From this outline review we come back to the situation in the United
States, where a great mass of negroes--possibly over nine millions of
many shades of colors--is for the first time brought into contact with
Christian civilization. This mass is here to make or mar our national
life, and the problem of its destiny has to be met with our own. What can
we do, what ought we to do, for his own good and for our peace and
national welfare?

In the first place, it is impossible to escape the profound impression
that we have made a mistake in our estimate of his evolution as a race,
in attempting to apply to him the same treatment for the development of
character that we would apply to a race more highly organized. Has he
developed the race consciousness, the race soul, as I said before, a
collective soul, which so strongly marks other races more or less
civilized according to our standards? Do we find in him, as a mass
(individuals always excepted), that slow deposit of training and
education called "character," any firm basis of order, initiative of
action, the capacity of going alone, any sure foundation of morality? It
has been said that a race may attain a good degree of standing in the
world without the refinement of culture, but never without virtue, either
in the Roman or the modern meaning of that word.

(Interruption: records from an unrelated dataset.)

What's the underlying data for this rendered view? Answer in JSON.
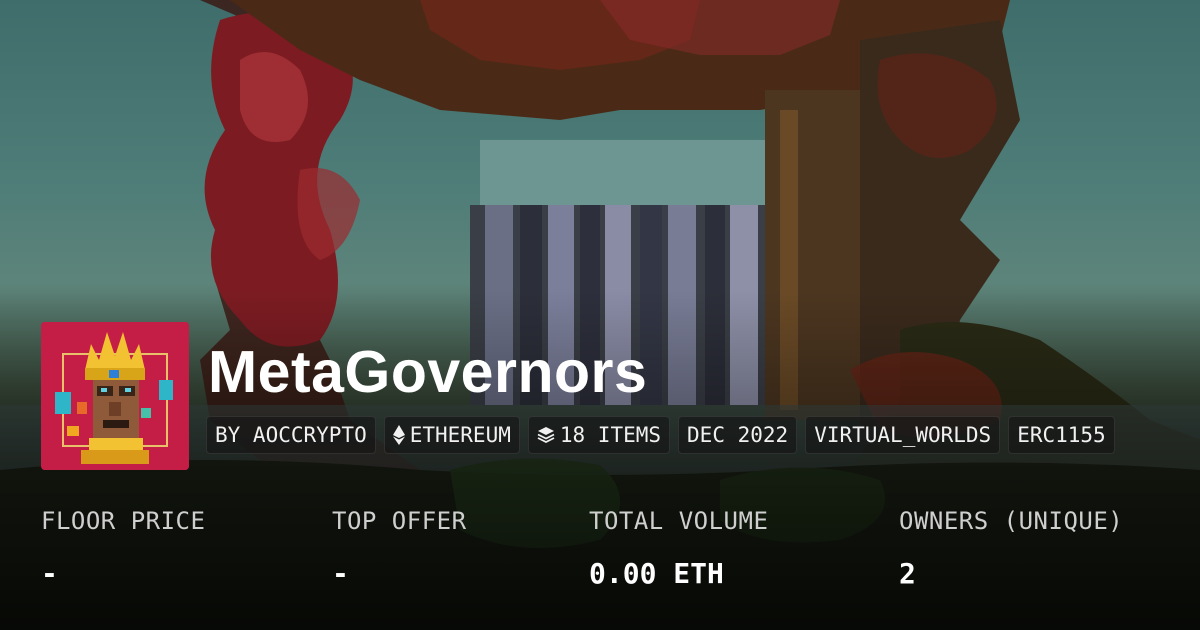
{
  "collection": {
    "name": "MetaGovernors",
    "avatar_icon": "crowned-pixel-figure-icon"
  },
  "tags": [
    {
      "label": "BY AOCCRYPTO",
      "icon": ""
    },
    {
      "label": "ETHEREUM",
      "icon": "ethereum-icon"
    },
    {
      "label": "18 ITEMS",
      "icon": "layers-icon"
    },
    {
      "label": "DEC 2022",
      "icon": ""
    },
    {
      "label": "VIRTUAL_WORLDS",
      "icon": ""
    },
    {
      "label": "ERC1155",
      "icon": ""
    }
  ],
  "stats": [
    {
      "label": "FLOOR PRICE",
      "value": "-"
    },
    {
      "label": "TOP OFFER",
      "value": "-"
    },
    {
      "label": "TOTAL VOLUME",
      "value": "0.00 ETH"
    },
    {
      "label": "OWNERS (UNIQUE)",
      "value": "2"
    }
  ],
  "colors": {
    "avatar_background": "#c41e46",
    "text": "#ffffff",
    "label_text": "#cfcfcf",
    "tag_background": "#141414"
  }
}
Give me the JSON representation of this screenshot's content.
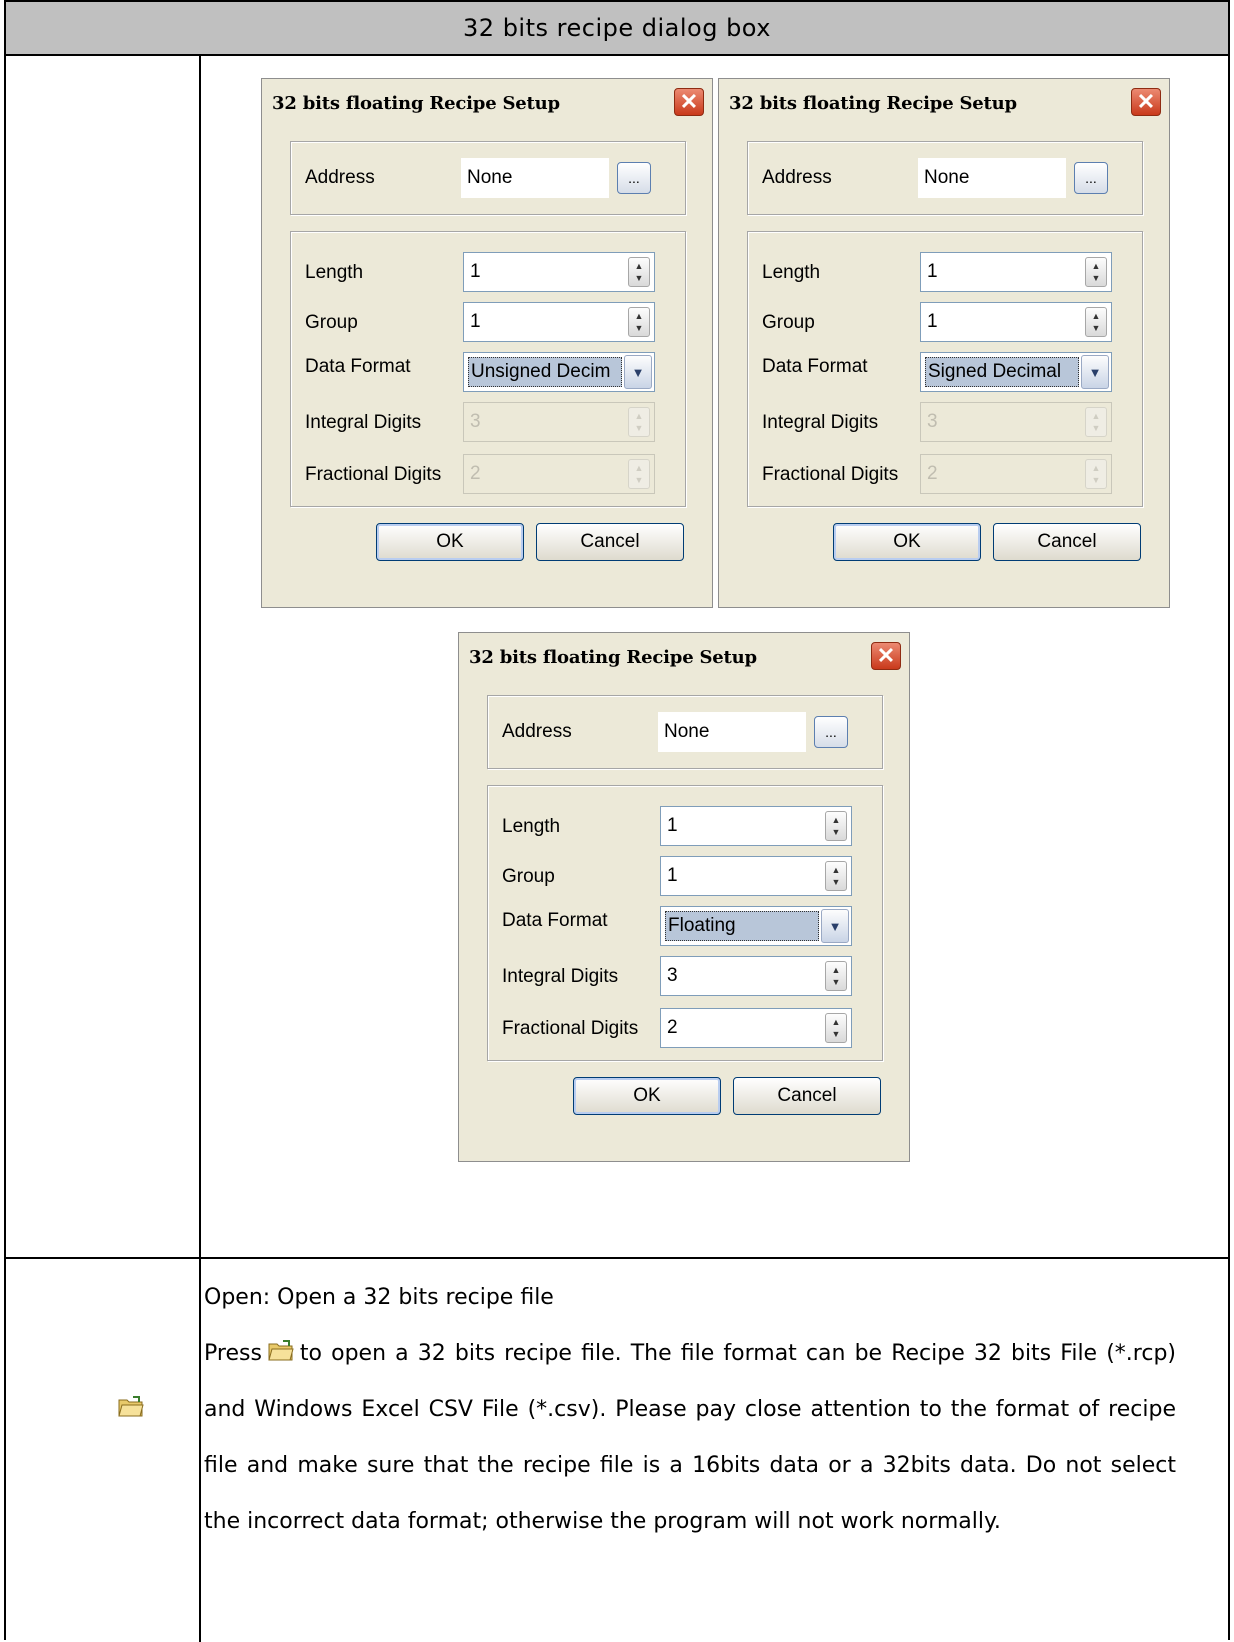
{
  "table": {
    "header": "32 bits recipe dialog box"
  },
  "dialogs": [
    {
      "title": "32 bits floating Recipe Setup",
      "close_glyph": "✕",
      "address_label": "Address",
      "address_value": "None",
      "browse_label": "...",
      "length_label": "Length",
      "length_value": "1",
      "group_label": "Group",
      "group_value": "1",
      "data_format_label": "Data Format",
      "data_format_value": "Unsigned Decim",
      "integral_label": "Integral Digits",
      "integral_value": "3",
      "integral_enabled": false,
      "fractional_label": "Fractional Digits",
      "fractional_value": "2",
      "fractional_enabled": false,
      "ok_label": "OK",
      "cancel_label": "Cancel"
    },
    {
      "title": "32 bits floating Recipe Setup",
      "close_glyph": "✕",
      "address_label": "Address",
      "address_value": "None",
      "browse_label": "...",
      "length_label": "Length",
      "length_value": "1",
      "group_label": "Group",
      "group_value": "1",
      "data_format_label": "Data Format",
      "data_format_value": "Signed Decimal",
      "integral_label": "Integral Digits",
      "integral_value": "3",
      "integral_enabled": false,
      "fractional_label": "Fractional Digits",
      "fractional_value": "2",
      "fractional_enabled": false,
      "ok_label": "OK",
      "cancel_label": "Cancel"
    },
    {
      "title": "32 bits floating Recipe Setup",
      "close_glyph": "✕",
      "address_label": "Address",
      "address_value": "None",
      "browse_label": "...",
      "length_label": "Length",
      "length_value": "1",
      "group_label": "Group",
      "group_value": "1",
      "data_format_label": "Data Format",
      "data_format_value": "Floating",
      "integral_label": "Integral Digits",
      "integral_value": "3",
      "integral_enabled": true,
      "fractional_label": "Fractional Digits",
      "fractional_value": "2",
      "fractional_enabled": true,
      "ok_label": "OK",
      "cancel_label": "Cancel"
    }
  ],
  "open_section": {
    "icon": "open-folder-icon",
    "heading": "Open: Open a 32 bits recipe file",
    "press_text": "Press",
    "body_text": "to open a 32 bits recipe file. The file format can be Recipe 32 bits File (*.rcp) and Windows Excel CSV File (*.csv). Please pay close attention to the format of recipe file and make sure that the recipe file is a 16bits data or a 32bits data. Do not select the incorrect data format; otherwise the program will not work normally."
  }
}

The African, now the American negro, has come in the United States into a
more favorable position for development than he has ever before had
offered. He has come to it through hardship, and his severe
apprenticeship is not ended. It is possible that the historians centuries
hence, looking back over the rough road that all races have traveled in
their evolution, may reckon slavery and the forced transportation to the
new world a necessary step in the training of the negro. We do not know.